Malgré une reconnaissance grandissante, une prise d’action inégale
Face à cela, pour rendre des comptes sur leur gestion des risques climatiques, les entreprises engagent de plus en plus de démarches, plus ou moins développées et formalisées. Une étude menée par KPMG étudiant le reporting des grands groupes indiquent une croissance du reporting en Responsabilité Sociétale de l’Entreprise (RSE) et notamment sur le risque climatique. Les groupes français, poussés par des obligations réglementaires, font partie des plus avancés sur cet aspect, 90% d’entre eux reconnaissant le changement climatique comme un risque pour leurs activités. Si les risques climatiques sont de plus en plus largement admis, les réponses apportées par les entreprises sont extrêmement hétérogènes et témoignent de niveaux de maturité très variés.

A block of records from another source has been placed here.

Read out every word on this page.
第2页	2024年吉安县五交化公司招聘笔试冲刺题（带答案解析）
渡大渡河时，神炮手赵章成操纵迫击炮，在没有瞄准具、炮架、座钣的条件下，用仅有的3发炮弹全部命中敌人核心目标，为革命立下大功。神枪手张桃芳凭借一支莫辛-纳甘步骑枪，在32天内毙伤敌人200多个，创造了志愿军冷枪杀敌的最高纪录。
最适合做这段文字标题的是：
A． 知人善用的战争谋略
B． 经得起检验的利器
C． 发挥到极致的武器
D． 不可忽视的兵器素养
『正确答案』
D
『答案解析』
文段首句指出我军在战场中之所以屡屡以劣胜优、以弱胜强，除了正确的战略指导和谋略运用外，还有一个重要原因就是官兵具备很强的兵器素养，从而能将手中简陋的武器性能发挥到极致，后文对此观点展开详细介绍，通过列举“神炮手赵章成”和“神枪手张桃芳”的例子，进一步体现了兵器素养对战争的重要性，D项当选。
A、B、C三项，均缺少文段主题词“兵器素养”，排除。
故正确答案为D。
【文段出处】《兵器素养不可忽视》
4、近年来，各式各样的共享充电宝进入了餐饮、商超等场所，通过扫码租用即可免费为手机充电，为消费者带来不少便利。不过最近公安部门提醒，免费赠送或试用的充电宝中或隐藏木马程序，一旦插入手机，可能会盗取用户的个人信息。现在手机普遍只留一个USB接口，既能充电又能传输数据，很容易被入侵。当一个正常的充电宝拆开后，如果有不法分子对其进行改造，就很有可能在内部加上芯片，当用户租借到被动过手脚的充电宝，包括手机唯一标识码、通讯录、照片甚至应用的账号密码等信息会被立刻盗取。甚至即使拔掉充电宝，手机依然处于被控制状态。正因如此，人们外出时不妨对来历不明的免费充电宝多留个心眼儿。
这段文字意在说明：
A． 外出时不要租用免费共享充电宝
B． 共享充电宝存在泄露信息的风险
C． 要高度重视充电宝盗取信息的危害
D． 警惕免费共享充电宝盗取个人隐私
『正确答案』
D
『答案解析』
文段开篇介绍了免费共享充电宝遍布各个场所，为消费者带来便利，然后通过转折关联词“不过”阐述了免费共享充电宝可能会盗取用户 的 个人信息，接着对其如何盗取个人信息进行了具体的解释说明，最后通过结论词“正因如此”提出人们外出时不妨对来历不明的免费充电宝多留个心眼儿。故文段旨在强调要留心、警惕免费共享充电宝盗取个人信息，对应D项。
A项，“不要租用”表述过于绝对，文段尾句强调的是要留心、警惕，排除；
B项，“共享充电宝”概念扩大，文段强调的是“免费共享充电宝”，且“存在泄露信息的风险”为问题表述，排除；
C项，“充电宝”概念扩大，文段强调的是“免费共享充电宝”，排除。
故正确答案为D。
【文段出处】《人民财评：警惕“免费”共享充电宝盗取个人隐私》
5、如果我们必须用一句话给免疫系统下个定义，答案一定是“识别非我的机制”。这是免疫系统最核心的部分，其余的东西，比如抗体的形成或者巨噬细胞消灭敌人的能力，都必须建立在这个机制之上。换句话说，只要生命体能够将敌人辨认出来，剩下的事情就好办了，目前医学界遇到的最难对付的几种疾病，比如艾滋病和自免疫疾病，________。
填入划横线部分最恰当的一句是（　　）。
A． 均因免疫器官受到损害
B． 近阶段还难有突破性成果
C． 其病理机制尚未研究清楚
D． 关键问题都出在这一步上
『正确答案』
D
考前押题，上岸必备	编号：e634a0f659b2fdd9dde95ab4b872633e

Ainsi, certaines entreprises ne font pas que reconnaitre ce risque mais établissent également des projections et des scénarios. A titre d’exemple, Shell a récemment publié différents scénarios d’évolution, dont le scénario « Sky » présenté comme compatible aux ambitions de la COP 21 visant limiter le réchauffement climatique à 2°C. Ce scénario soutient la nécessité de réduire les énergies carbones dans le mix énergétique et le recours à la capture et au stockage du CO2. Ce scénario prend également compte l’implémentation au niveau mondial d’une tarification croissante du prix du carbone (entre 50 et 100 dollar la tonne de CO2 environ pour 2030-2040). Le scénario rendu par Shell n’indique cependant pas les investissements nécessaires pour mettre en place cette transition.

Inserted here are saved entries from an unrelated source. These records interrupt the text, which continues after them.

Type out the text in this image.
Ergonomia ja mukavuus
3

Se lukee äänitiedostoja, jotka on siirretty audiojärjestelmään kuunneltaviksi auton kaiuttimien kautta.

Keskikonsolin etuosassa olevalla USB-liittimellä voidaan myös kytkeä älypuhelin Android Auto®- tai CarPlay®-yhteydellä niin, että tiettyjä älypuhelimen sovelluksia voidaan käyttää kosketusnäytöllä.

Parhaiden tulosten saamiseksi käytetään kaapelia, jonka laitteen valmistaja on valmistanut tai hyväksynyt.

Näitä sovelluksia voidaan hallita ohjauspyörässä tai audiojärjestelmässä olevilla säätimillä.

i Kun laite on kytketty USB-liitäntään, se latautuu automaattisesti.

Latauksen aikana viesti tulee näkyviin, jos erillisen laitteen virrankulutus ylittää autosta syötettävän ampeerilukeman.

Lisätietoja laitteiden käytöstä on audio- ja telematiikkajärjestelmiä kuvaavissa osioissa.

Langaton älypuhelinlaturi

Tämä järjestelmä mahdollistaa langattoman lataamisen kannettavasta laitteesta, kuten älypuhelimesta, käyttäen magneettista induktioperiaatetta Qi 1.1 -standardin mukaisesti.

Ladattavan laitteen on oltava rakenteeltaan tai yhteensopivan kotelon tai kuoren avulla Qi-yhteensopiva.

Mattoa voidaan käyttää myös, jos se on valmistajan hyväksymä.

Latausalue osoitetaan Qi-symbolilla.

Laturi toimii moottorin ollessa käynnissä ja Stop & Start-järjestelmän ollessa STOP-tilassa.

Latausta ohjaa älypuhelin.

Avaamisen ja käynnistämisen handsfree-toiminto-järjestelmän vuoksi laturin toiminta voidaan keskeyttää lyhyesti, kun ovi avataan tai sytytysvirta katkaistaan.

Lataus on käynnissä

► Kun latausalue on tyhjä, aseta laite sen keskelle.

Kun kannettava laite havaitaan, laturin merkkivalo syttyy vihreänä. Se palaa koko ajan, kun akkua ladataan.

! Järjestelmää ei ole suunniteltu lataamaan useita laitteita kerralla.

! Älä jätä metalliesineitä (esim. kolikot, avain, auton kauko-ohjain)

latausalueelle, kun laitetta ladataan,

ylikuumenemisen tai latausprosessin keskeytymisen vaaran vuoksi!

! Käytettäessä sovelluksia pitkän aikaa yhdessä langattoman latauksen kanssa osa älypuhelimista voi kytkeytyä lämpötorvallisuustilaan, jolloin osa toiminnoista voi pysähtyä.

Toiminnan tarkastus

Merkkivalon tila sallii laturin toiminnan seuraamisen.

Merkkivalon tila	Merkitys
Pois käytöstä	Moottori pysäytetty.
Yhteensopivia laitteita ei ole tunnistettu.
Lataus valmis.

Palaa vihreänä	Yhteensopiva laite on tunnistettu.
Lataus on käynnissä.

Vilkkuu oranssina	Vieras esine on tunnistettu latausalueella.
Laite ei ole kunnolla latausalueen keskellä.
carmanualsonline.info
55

D’autres entreprises outre une réflexion et des prévisions sur leur business model, prennent des engagements plus contraignants dans l’optique de rester sous la barre des 2°C. A titre d’exemple, fin mars, McDonald’s a vu valider ses objectifs de réduction d’émission par l’initiative Science Based Targets, qui garantit que les mesures mises en place par l’entreprise sont crédibles et en concordance avec l’objectif des 2°C. McDonald’s s’engage donc à réduire ses émissions de gaz à effet de serre de 36% d’ici 2030 sur un périmètre bureaux et restaurant, ainsi qu’à une réduction de31% sur sa chaîne de valeur. En décembre 2017, Danone avait également fait valider ses objectifs avec l’initiative Science Based Targets. Ces entreprises rejoignent donc la centaine d’entreprises ayant validés leurs objectifs.
Dépasser l’incertitude pour agir avec précaution.
Il parait donc difficile aujourd’hui de s’affranchir d’une évaluation des risques climatiques. La prévision et l’intégration des risques climatiques dans le reporting et les réflexions stratégiques sont parfois encore ignorées par certaines entreprises, mais se généralisent depuis plusieurs années, poussées notamment par des obligations réglementaires (en France avec la loi relative à la transition énergétique par exemple). Une fois que l’entreprise a rendu compte de ce type de risques à ses actionnaires, le plus difficile commence : elle doit apporter des garanties sur sa capacité à les prévenir et bien en gérer les conséquences. La société doit trouver un juste équilibre entre l’inaction qu’elle pourrait justifier par l’incertitude totale qui règne sur le futur de la législation climatique et des investissements massifs dans la réduction de son empreinte carbone soumise à cette même incertitude. Dans cette perspective, les mesures telles que celles validées par les SBT paraissent crédibles et cohérentes, justement parce qu’elles s’alignent avec un objectif politique affiché de trajectoire 2°C.